Model costs are defined per entry in the catalog (costPer1mInput, costPer1mOutput) and can be viewed in the Admin > Costs dashboard.
Agent model selection
Each agent can specify its preferred model in the agents table model column. The chat route uses this model when the agent is selected:
- User selects an agent in the chat sidebar
- Chat route resolves the agent (code registry first, then DB fallback)
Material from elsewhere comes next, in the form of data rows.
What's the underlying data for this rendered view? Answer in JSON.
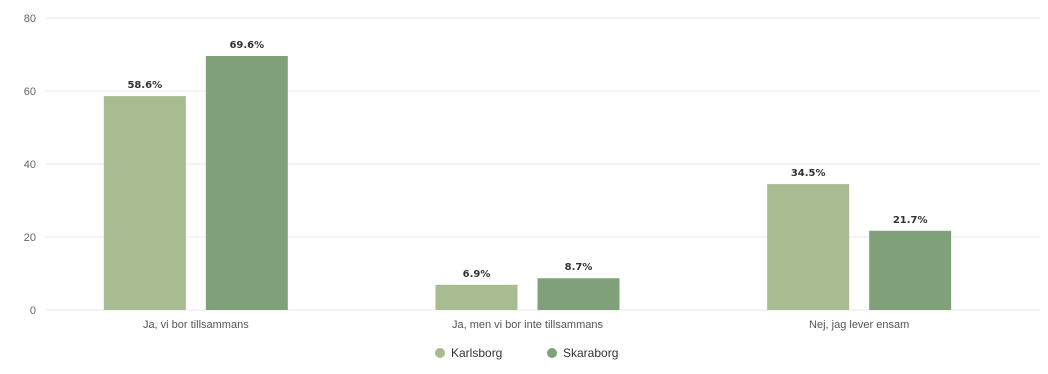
{
  "chart_data": {
    "type": "bar",
    "categories": [
      "Ja, vi bor tillsammans",
      "Ja, men vi bor inte tillsammans",
      "Nej, jag lever ensam"
    ],
    "series": [
      {
        "name": "Karlsborg",
        "values": [
          58.6,
          6.9,
          34.5
        ],
        "labels": [
          "58.6%",
          "6.9%",
          "34.5%"
        ],
        "color": "#a8bb91"
      },
      {
        "name": "Skaraborg",
        "values": [
          69.6,
          8.7,
          21.7
        ],
        "labels": [
          "69.6%",
          "8.7%",
          "21.7%"
        ],
        "color": "#80a07a"
      }
    ],
    "yticks": [
      "0",
      "20",
      "40",
      "60",
      "80"
    ],
    "ylim": [
      0,
      80
    ],
    "grid": true,
    "legend_position": "bottom-center"
  }
}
- Uses the agent's configured model, or falls back to the registry-backed platform default (preferred model:
claude-sonnet-4-6)
Users can also select models directly in the chat UI via the model picker, which groups models by provider.
Provider utilities
The catalog exports several helper functions and constants:
PROVIDER_ORDER-- canonical display order: Anthropic, OpenAI, Google, xAI, DeepSeekPROVIDER_LABELS-- display names for each providerPROVIDER_DEFAULT_MODEL-- default model per providergroupModelsByProvider(models)-- groups a model array by provider in display order
These are re-exported from features/chat/model-types.ts for use in chat UI components.
Environment setup
At minimum, set the API key for your primary provider:
# Required -- at least one provider
ANTHROPIC_API_KEY=sk-ant-...
# Optional -- additional providers
OPENAI_API_KEY=sk-...
GOOGLE_GENERATIVE_AI_API_KEY=AI...
XAI_API_KEY=xai-...
DEEPSEEK_API_KEY=sk-...
# Web search (used by the webSearch tool)
EXA_API_KEY=...Models from providers without configured API keys will still appear in the catalog but will fail at runtime. The platform does not validate API keys at startup.